It’s not often that I actually use a slow cooker. But, these days, it makes my life so much easier, especially for dishes like this. You kinda just put everything in the slow cooker and walk away. I’ll admit, I left the beans in a little too long. That just means they cooked down and the flavor intensified even that much more. Good stuff.

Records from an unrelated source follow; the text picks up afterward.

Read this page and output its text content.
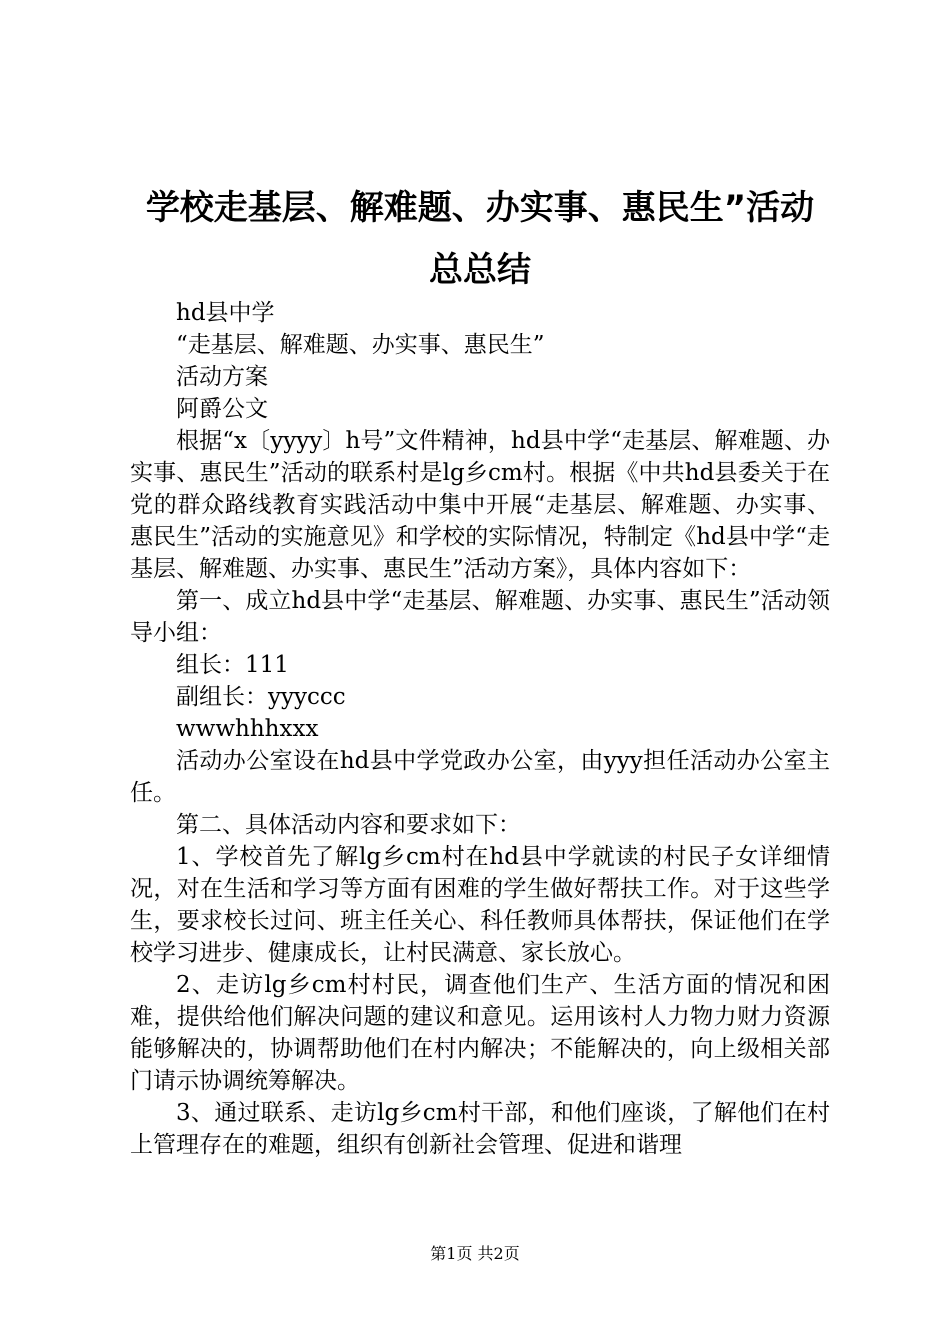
学校走基层、解难题、办实事、惠民生”活动
总总结

hd县中学

“走基层、解难题、办实事、惠民生”

活动方案

阿爵公文

根据“x〔yyyy〕h号”文件精神，hd县中学“走基层、解难题、办实事、惠民生”活动的联系村是lg乡cm村。根据《中共hd县委关于在党的群众路线教育实践活动中集中开展“走基层、解难题、办实事、惠民生”活动的实施意见》和学校的实际情况，特制定《hd县中学“走基层、解难题、办实事、惠民生”活动方案》，具体内容如下：

第一、成立hd县中学“走基层、解难题、办实事、惠民生”活动领导小组：

组长：111

副组长：yyyccc

wwwhhhxxx

活动办公室设在hd县中学党政办公室，由yyy担任活动办公室主任。

第二、具体活动内容和要求如下：

1、学校首先了解lg乡cm村在hd县中学就读的村民子女详细情况，对在生活和学习等方面有困难的学生做好帮扶工作。对于这些学生，要求校长过问、班主任关心、科任教师具体帮扶，保证他们在学校学习进步、健康成长，让村民满意、家长放心。

2、走访lg乡cm村村民，调查他们生产、生活方面的情况和困难，提供给他们解决问题的建议和意见。运用该村人力物力财力资源能够解决的，协调帮助他们在村内解决；不能解决的，向上级相关部门请示协调统筹解决。

3、通过联系、走访lg乡cm村干部，和他们座谈，了解他们在村上管理存在的难题，组织有创新社会管理、促进和谐理

第1页 共2页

I hope you enjoy the recipe!

Slow Cooker Rice & Beans
2 tablespoons of olive oil
1 cup of minced onion
1/2 cup of minced bell pepper
1/2 cup of minced celery
3 garlic cloves, minced
4 cans of red kidney beans, rinsed & drained
8-10 cups of vegetable broth
2 sprigs of fresh thyme
1/2 teaspoon of dried oregano
2 dried bay leaves
1 teaspoon of smoked paprika
1 teaspoon of liquid smoke
1 teaspoon of Cajun seasoning
1 good pinch of red pepper flakes
salt and pepper, to taste
cooked white rice, to garnish
scallions, to garnish

Here’s what I did…and you’re going to think this is crazy. I dumped everything into the slow cooker, except the rice and scallions. Then, I turned it on high and walked away for 6-8 hours. When I came back to the beans, they were cooked perfectly. I added a good pinch of salt and pepper and served them over white rice and chopped scallions. That’s it!